Kenapa Selalu Menyindir?

Asalnya hal ini mau saya simpan saja di kepala. Tapi semakin lama, kok sindiran itu semakin ganas. Tulisan pendek ini bukan ditujukan untuk satu orang. Tak digubris pun tak apa. Namanya juga blog, menampung apa yang pop up di kepala.

*****************

Traveling sudah jadi virus yang menyebar cepat. Tahun lalu 1 miliar traveler pergi lintas negara. Perbandingannya 1:7 dengan jumlah manusia di muka bumi. Bukan jumlah yang sedikit, bukan hal yang sepele.

Ketika kita di sini bicara tentang beragam cara traveling, aneka jenis traveler: apa itu backpacker-flashpacker-blablapacker, institusi-institusi besar di luar sana tertawa puas. Pariwisata jadi pemasok utama devisa negara. Di Indonesia, jadi penghasil devisa terbesar ke-4.

Tak sedikit negara yang berbalik arah, menempatkan pariwisata jadi sumber pendapatan utama. Negara-negara kecil di Pasifik seperti Tuvalu, Kiribati, Samoa, Micronesia… Yang tak punya apa-apa selain pulau mungil berpasir putih di tengah samudera biru yang luas.

Sementara itu, dalam ruang lingkup yang lebih kecil, traveler (dan komunitasnya) sibuk bicara tentang cara travel writing yang benar. Etika memotret yang benar. Bagaimana traveling yang ramah lingkungan. Mereka yang kontra (atau hanya iri dan kurang kerjaan, mungkin) selalu menyalahkan banyak hal. Menurut saya traveling itu begini, traveling itu begitu. Nggak boleh begini, nggak boleh begitu.

Mereka terus menyindir sampai lupa waktu. Agaknya mereka lupa, pariwisata adalah hal besar.

Si komunis Korea Utara sampai iri dengan tetangganya.
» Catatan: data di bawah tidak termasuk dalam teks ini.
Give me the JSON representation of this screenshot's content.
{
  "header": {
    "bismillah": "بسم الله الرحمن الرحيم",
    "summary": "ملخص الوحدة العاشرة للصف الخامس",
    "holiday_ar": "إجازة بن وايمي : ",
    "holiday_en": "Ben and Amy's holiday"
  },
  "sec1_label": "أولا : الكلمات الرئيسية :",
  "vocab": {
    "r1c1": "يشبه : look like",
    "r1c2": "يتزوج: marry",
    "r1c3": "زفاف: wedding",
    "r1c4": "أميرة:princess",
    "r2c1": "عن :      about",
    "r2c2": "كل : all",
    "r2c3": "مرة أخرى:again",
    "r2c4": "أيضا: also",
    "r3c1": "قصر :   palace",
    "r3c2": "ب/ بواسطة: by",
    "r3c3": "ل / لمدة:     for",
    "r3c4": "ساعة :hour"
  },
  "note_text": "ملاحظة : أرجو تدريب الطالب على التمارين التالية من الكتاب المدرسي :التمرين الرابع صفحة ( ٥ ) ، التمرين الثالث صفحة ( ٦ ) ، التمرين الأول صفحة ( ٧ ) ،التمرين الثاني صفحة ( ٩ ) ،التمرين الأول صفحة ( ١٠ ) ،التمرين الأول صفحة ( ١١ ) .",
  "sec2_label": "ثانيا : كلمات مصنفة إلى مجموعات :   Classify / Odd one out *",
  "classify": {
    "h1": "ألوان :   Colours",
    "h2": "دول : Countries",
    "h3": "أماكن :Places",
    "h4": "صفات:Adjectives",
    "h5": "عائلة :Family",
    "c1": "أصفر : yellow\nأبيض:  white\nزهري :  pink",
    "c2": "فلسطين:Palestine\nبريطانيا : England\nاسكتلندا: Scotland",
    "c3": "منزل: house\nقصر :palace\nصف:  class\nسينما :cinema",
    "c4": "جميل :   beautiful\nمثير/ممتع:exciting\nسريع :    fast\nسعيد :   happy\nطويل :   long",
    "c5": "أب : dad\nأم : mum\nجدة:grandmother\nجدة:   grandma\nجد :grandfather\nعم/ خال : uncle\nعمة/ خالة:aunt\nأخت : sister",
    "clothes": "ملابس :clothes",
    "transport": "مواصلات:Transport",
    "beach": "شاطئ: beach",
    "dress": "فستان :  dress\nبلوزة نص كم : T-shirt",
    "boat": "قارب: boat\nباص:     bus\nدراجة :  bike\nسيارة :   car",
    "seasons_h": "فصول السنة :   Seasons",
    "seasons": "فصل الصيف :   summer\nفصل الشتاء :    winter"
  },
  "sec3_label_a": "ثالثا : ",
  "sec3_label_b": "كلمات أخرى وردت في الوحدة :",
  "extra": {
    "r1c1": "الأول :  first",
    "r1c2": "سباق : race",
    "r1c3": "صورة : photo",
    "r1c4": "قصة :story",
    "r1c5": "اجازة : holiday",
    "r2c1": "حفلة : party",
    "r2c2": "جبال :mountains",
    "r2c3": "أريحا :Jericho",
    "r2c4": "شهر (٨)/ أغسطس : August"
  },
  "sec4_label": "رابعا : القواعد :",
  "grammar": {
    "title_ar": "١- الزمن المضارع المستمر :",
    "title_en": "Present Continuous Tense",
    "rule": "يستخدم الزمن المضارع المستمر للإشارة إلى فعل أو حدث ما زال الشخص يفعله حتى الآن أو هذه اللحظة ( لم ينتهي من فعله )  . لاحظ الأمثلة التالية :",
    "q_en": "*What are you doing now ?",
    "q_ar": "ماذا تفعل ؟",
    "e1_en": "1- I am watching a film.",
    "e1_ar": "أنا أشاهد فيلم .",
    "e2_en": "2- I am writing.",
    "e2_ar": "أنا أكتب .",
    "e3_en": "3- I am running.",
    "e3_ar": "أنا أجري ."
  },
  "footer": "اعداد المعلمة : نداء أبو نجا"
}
Kim Jong-Un sampai ngidam bikin resor ski, baru-baru ini bahkan resor pantai. Pyongyang mulai membuka diri, berdalih menawarkan pengalaman baru untuk turis. Traveling di kota yang monoton, serba abu-abu.

Jujur. Saya sebagai jurnalis travel yang berada di tengah banyak pihak, merasa jenuh. Nyatanya semakin marak dunia traveling, semakin banyak teorinya. Semakin banyak pakem dan peraturan. Semakin banyak gengsi dan jemawa. Mereka yang selalu menyindir traveler lain mungkin merasakan hal itu. Tapi apa salahnya mengingat kembali hakikat traveling: sesuai hati nurani masing-masing?

Traveling adalah urusan pribadi, dan saya mengamini itu. Siapa lagi yang merasakan susah-senang traveling kalau bukan diri sendiri? Siapa yang menabung sebelum pergi, siapa yang menentukan destinasi, transportasi, akomodasi kalau bukan diri sendiri? Siapa yang dapat pelajaran traveling? Diri sendiri!

Untuk apa terlalu sibuk dengan urusan orang lain, apalagi masalah traveling yang jelas-jelas hal besar. Berbagi informasi, kenapa tidak. Tapi kalau terus-terusan menyindir?

37 comments

  1. Setuju ama pernyataan mba Sastri di post ini..mau ada yang bayarin ato bayar sendiri juga harusnya bukan masalah buat orang lain 🙂

  2. Second to this. Ada masanya emang orang-orang patut diberi peringatan “mind your own business” dan “get a life”.

  3. Cuma terkadang perlu penyesuaian juga dengan kondisi destinasi yang kita kunjungi, seperti contohnya menghormati budaya atau lingkungan setempat. 😀

      1. emangnya aku layangan putus, mbak…? -_-” hihihii…
        udah bosen juga sama yg nyindir2 gini.. Kalo berani, ajak aja ke lapangan sekalian!
        *main bola, maksudnya.. 😛

      2. Iyah bener *siapin bola beklen* XD
        Banyak yang ribet ya mbak pemikirannya heheu.. Padahal traveling jelas asik, seru, gak ada ruginya. Dampak pasti ada terutama soal traveling massal, tapi kalo bener2 concern, mungkin saatnya mereka bergerak bukan cuma di bibir saja *tsaaah* *angin berhembus* XD

  4. “Nyatanya semakin marak dunia traveling, semakin banyak teorinya. Semakin banyak pakem dan peraturan. Semakin banyak gengsi dan jemawa. Mereka yang selalu menyindir traveler lain mungkin merasakan hal itu. Tapi apa salahnya mengingat kembali hakikat traveling: sesuai hati nurani masing-masing?”